In Micron Technology Inc. c. Hazan, 2020 QCCA 1104, the respondent filed an application with the Quebec Superior Court for authorization to institute a class action, alleging claims pursuant to the Competition Act that the class members had paid artificially inflated prices due to a price-fixing conspiracy among the appellants. Two days afterward, another individual went to the Federal Court with a claim for damages for price fixing against the same appellants, with a motion for certification as a class action.
The appellants filed a joint application for a stay of the class action, which the Quebec Superior Court dismissed on the basis that the application with the Superior Court was filed before the one with the Federal Court. Judge Donald Bisson described the situation as quasi-lis pendens because, while the proceedings involved the same parties and the same facts and sought the same object, the Quebec proceedings invoked the Civil Code of Quebec, the Consumer Protection Act and provincial consumer protection legislation, while the Federal Court proceedings pertained to only tort claims.
After the release of the judgment of the Superior Court, the Quebec Court of Appeal issued its judgment in FCA Canada inc. c. Garage Poirier & Poirier inc., 2018 QCCA 490, which provided that the Superior Court has jurisdiction under Article 49 C.C.P. to suspend an application for authorization to institute a class action in favour of another application instituted outside Quebec, even if the situation does not comply with the conditions under Article 3137 C.C.Q.
The appellants brought the case before the Quebec Court of Appeal, which dismissed their appeal.
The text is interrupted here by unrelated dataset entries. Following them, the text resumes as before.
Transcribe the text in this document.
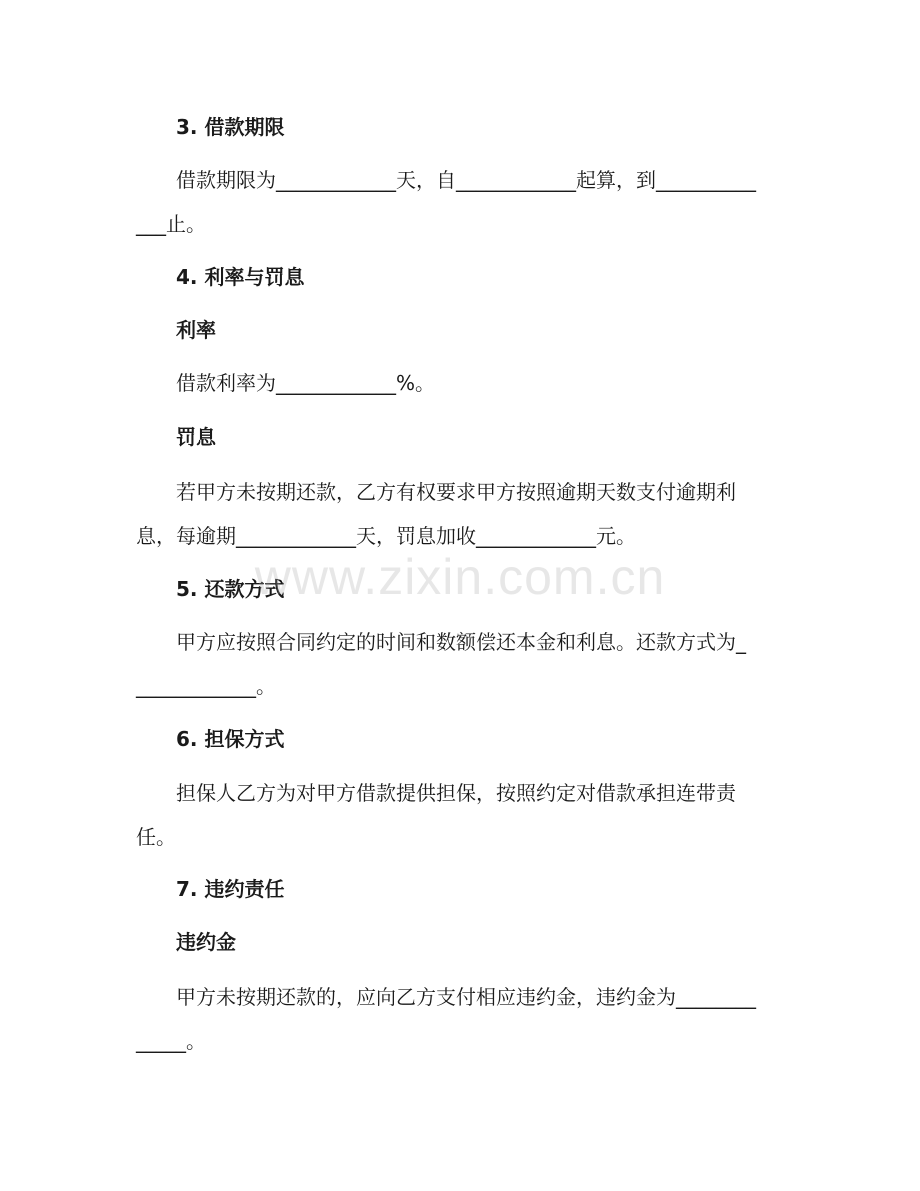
3. 借款期限
借款期限为____________天，自____________起算，到__________
___止。
4. 利率与罚息
利率
借款利率为____________%。
罚息
若甲方未按期还款，乙方有权要求甲方按照逾期天数支付逾期利
息，每逾期____________天，罚息加收____________元。
5. 还款方式
甲方应按照合同约定的时间和数额偿还本金和利息。还款方式为_
____________。
6. 担保方式
担保人乙方为对甲方借款提供担保，按照约定对借款承担连带责
任。
7. 违约责任
违约金
甲方未按期还款的，应向乙方支付相应违约金，违约金为________
_____。
www.zixin.com.cn
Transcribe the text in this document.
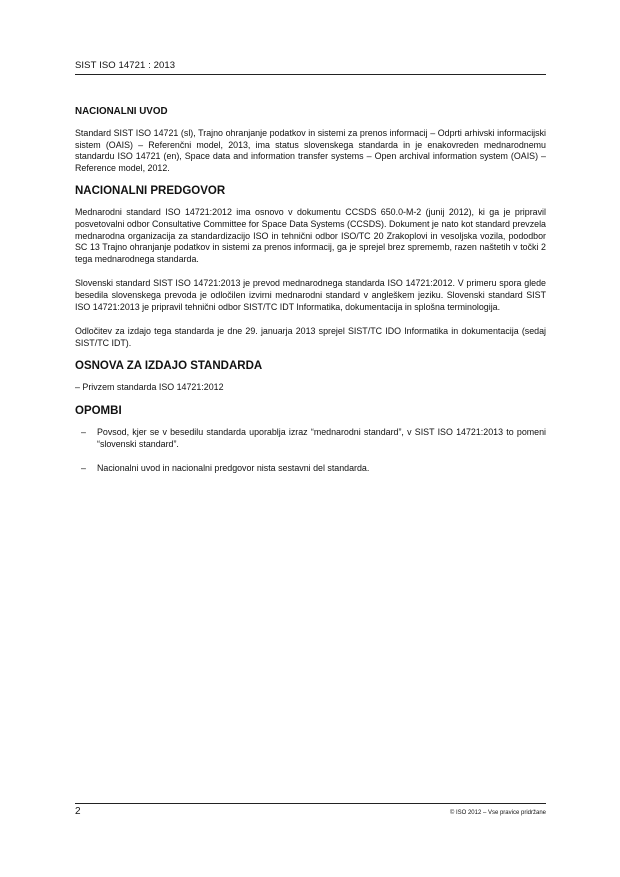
SIST ISO 14721 : 2013
NACIONALNI UVOD

Standard SIST ISO 14721 (sl), Trajno ohranjanje podatkov in sistemi za prenos informacij – Odprti arhivski informacijski sistem (OAIS) – Referenčni model, 2013, ima status slovenskega standarda in je enakovreden mednarodnemu standardu ISO 14721 (en), Space data and information transfer systems – Open archival information system (OAIS) – Reference model, 2012.

NACIONALNI PREDGOVOR

Mednarodni standard ISO 14721:2012 ima osnovo v dokumentu CCSDS 650.0-M-2 (junij 2012), ki ga je pripravil posvetovalni odbor Consultative Committee for Space Data Systems (CCSDS). Dokument je nato kot standard prevzela mednarodna organizacija za standardizacijo ISO in tehnični odbor ISO/TC 20 Zrakoplovi in vesoljska vozila, pododbor SC 13 Trajno ohranjanje podatkov in sistemi za prenos informacij, ga je sprejel brez sprememb, razen naštetih v točki 2 tega mednarodnega standarda.

Slovenski standard SIST ISO 14721:2013 je prevod mednarodnega standarda ISO 14721:2012. V primeru spora glede besedila slovenskega prevoda je odločilen izvirni mednarodni standard v angleškem jeziku. Slovenski standard SIST ISO 14721:2013 je pripravil tehnični odbor SIST/TC IDT Informatika, dokumentacija in splošna terminologija.

Odločitev za izdajo tega standarda je dne 29. januarja 2013 sprejel SIST/TC IDO Informatika in dokumentacija (sedaj SIST/TC IDT).

OSNOVA ZA IZDAJO STANDARDA

– Privzem standarda ISO 14721:2012

OPOMBI
– Povsod, kjer se v besedilu standarda uporablja izraz “mednarodni standard”, v SIST ISO 14721:2013 to pomeni “slovenski standard”.
– Nacionalni uvod in nacionalni predgovor nista sestavni del standarda.
2	© ISO 2012 – Vse pravice pridržane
The appeal court stated that Judge Bisson correctly applied the lis pendens principle and dismissed the stay application on the basis that the filing in the Quebec proceedings preceded the filing in the Federal Court proceedings. However, the judge could have considered suspending the Quebec proceedings pursuant to the court’s inherent jurisdiction in light of the FCA case, said the appeal court.
The appeal court stressed that the first-to-file rule flows from the lis pendens principle. The rule, which is a matter of judicial policy, aims to simplify and “to avoid having an expensive carriage motion between competing law firms that could become a beauty contest,” wrote Justice Stephen Hamilton for the appeal court. The suspension of a stay action should have some other basis if the first-to-file rule has been excluded, such as through invoking the Superior Court’s inherent jurisdiction, as stated in the FCA case, said the court.
The appeal court then said that it would be premature to suspend the Quebec proceedings at this point because the case should be allowed to move forward to authorization. The matter may then be revisited if a situation arises where the Superior Court has authorized the class action and the Federal Court has certified it as a class action.
“To stay or not to stay: the Quebec Court of Appeal provides clarification on the test to be applied,” said a blog by Kristian Brabander, Samuel Lepage and Nicolas Monet of McCarthy Tétrault LLP, providing a chart summarizing the rules applicable to the stay of proposed class actions initiated before different courts.
“Following Hazan, parties seeking a stay in Quebec should be prepared to disclose to the Superior Court judge exactly where and how they intend to proceed with their application for a class action,” wrote the blog authors. “Transparency is key.”